Non è l’Arena, Fabrizio Corona: “Dopo il carcere sono più cattivo, non so più amare”

di Daniela Lauria
Pubblicato il 25 Febbraio 2019 12:01 | Ultimo aggiornamento: 25 Febbraio 2019 12:01
Non è l'Arena, Fabrizio Corona: "Dopo il carcere sono più cattivo, non so più amare"

Non è l’Arena, Fabrizio Corona: “Dopo il carcere sono più cattivo, non so più amare”

ROMA – “Oggi sono più cattivo, non so più amare”. A confessarlo è Fabrizio Corona che è tornato a Non è l’Arena per presentare la sua inchiesta su “I ragazzi del bosco di Rogoredo”. Nel salotto di Massimo Giletti, l’ex fotografo dei vip ha parlato tra le altre cose del difficile rapporto con la madre: “Ho creato un muro per non soffrire in carcere – ha spiegato – Le ore dei colloqui non erano di conversazione, ma affrontavamo i problemi”.

Corona ha quindi rivelato che, dopo la galera, ha “il rifiuto dei sentimenti e delle emozioni. Tornare ad essere come prima penso sia difficile. Non riesco più a voler bene”. E ha aggiunto: “Chi ha vissuto la sofferenza riconosce la sofferenza negli occhi, come se hai un’empatia con queste persone”. 

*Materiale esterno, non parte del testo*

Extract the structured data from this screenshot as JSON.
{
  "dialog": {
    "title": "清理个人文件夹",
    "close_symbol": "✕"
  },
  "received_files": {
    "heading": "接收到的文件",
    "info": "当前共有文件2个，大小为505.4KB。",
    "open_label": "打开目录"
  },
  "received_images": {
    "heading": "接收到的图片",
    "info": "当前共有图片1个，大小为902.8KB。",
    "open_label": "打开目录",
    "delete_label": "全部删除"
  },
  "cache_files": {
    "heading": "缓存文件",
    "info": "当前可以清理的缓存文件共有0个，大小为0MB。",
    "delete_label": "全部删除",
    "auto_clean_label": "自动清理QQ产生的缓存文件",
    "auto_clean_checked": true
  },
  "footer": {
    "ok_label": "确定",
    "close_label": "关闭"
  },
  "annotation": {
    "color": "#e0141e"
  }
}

Sofferenza che ha potuto vedere negli occhi dei ragazzi del boschetto della droga, a Milano. “Nel bosco ci sono ragazzi disperati che vanno lì perché è l’unico posto in tutta Europa dove con 1 euro puoi comprare eroina e cocaina”. Nel dibattito, al quale partecipavano anche la conduttrice de L’aria che tira Myrta Merlino e l’ex parlamentare Nunzia De Girolamo, si è parlato anche della storia di un padre che ha ucciso il figlio drogato dopo aver subito per anni le violenze del giovane contro la famiglia. Sulla grazia concessa dal presidente della Repubblica, Sergio Mattarella, Corona ha detto: “Non sono d’accordo”. 

Al pubblico di La7, Corona ha presentato Laura e Tommaso, i due ragazzi incontrati a Rogoredo che hanno raccontato la loro storia di riscatto: dal primo incontro con l’ex re dei paparazzi, quando lei ha tirato una pietra verso la macchina di Corona, alla comunità dove lo stesso Fabrizio li ha accompagnati e dove stanno facendo un percorso di disintossicazione. “Aiutando voi, aiuto me stesso”, ha detto l’ex re dei paparazzi.

Poi Corona ha virato sulla sua storia personale, rivelando di aver accusato il colpo dopo il carcere. “Quest’anno – ha detto – ho sentito la “botta” degli anni di galera che ho vissuto, le emozioni che avevo bloccato per non soffrire. Questa galera mi ha reso molto più cattivo, non riesco a voler bene alle persone come prima, divento insofferente. Mi succede anche con le donne: non ho più la capacità di dedicare me stesso agli altri, penso solo a me stesso”.